Het Uwv heeft een verweerschrift ingediend.
Het onderzoek ter zitting heeft plaatsgevonden op 7 juli 2006. Appellant is verschenen bij mr. Gürses, voornoemd. Het Uwv heeft zich laten vertegenwoordigen door M. Florijn.
II. OVERWEGINGEN
De Raad gaat uit van de volgende feiten en omstandigheden.
Appellant, die laatstelijk werkzaam was als medewerker in een rubberfabriek is op
29 oktober 1998 uitgevallen wegens KNO-klachten en psychische klachten. Per einde wachttijd, 28 oktober 1999, is aan appellant een uitkering ingevolge de Wet op de arbeidsongeschiktheidsverzekering (WAO) toegekend naar een mate van arbeidsongeschiktheid van 80-100%. In het kader van een eerstejaarsbeoordeling heeft verzekeringsarts, M.S. van der Spek, nadat informatie bij de behandelend sector, onder andere bij de huisarts en KNO-arts, is opgevraagd, geconcludeerd dat appellant als gevolg van psychische en KNO-problemen beperkingen ondervindt. Gelet op deze beperkingen is een Functionele Mogelijkheden Lijst (FML) opgesteld en heeft deze arts geconcludeerd dat appellant ondanks deze beperkingen belastbaar is voor arbeid. Met inachtneming van de beperkingen in deze FML heeft de arbeidsdeskundige een aantal functies geselecteerd en heeft hij het verlies aan verdiencapaciteit vastgesteld op minder dan 15%. Bij besluit van 21 februari 2003 is appellant meegedeeld dat zijn WAO-uitkering met ingang van
19 april 2003 wordt beëindigd.
In bezwaar heeft appellant aangevoerd dat onvoldoende rekening is gehouden met zijn psychische en KNO-klachten. Voorts heeft appellant aangevoerd dat hij de Nederlandse taal onvoldoende beheerst en dat vanwege het ontbreken van een tolk tijdens het verzekeringsgeneeskundig onderzoek, de verzekeringsarts geen juist beeld van zijn gezondheidstoestand heeft verkregen. Tevens had met de huisarts van appellant overlegd moeten worden inzake zijn psychische problemen.

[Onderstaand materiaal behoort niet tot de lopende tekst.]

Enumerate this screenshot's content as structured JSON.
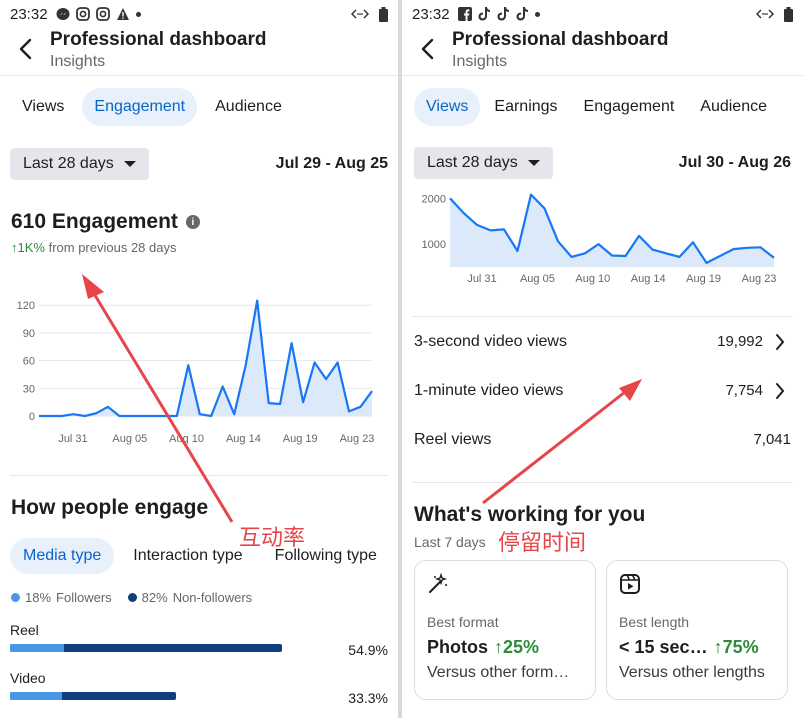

Bezwaarverzekeringsarts R.A. Admiraal heeft geen aanleiding gezien het oordeel van de primaire verzekeringsarts niet te volgen en is van mening dat de belastbaarheid van appellant door de primaire verzekeringsarts adequaat is ingeschat. De bezwaarverzeke-ringsarts heeft hierbij informatie die de verzekeringsarts reeds in de primaire fase bij de behandelend sector heeft opgevraagd, in de heroverweging betrokken. Voorts heeft deze arts appellant zelf nog onderzocht. Daarbij is deze arts tot de conclusie gekomen dat appellant de Nederlandse taal redelijk beheerst. De geconstateerde spanningsklachten leveren naar de mening van deze arts arbeidsbeperkingen op maar de aan de schatting ten grondslag gelegde functies acht hij medisch passend.
Na herberekening van het maatmanloon per april 2003 komt ook de bezwaararbeidsdeskundige tot de conclusie dat op juiste gronden het verlies aan verdiencapaciteit op minder dan 15% is vastgesteld.
Hierop heeft het Uwv bij besluit van 11 juni 2003, hierna: het bestreden besluit, het bezwaar van appellant tegen het besluit van 21 februari 2003 ongegrond verklaard.
De rechtbank heeft het beroep tegen het bestreden besluit ongegrond verklaard. De rechtbank heeft daarbij zich met de conclusies van de verzekeringsarts en bezwaarverzekeringsarts kunnen verenigen, waarbij de rechtbank tevens acht heeft geslagen op de omstandigheid dat van de zijde van appellant geen (medische) informatie is overgelegd waaruit blijkt dat hij meer beperkt is dan aangenomen. Voorts heeft de rechtbank zich kunnen scharen achter de voor appellant als passende arbeidsmogelijkheden geselecteerde functies en achter de op basis van de daaraan ontleende resterende verdiencapaciteit berekende mate van arbeidsongeschiktheid.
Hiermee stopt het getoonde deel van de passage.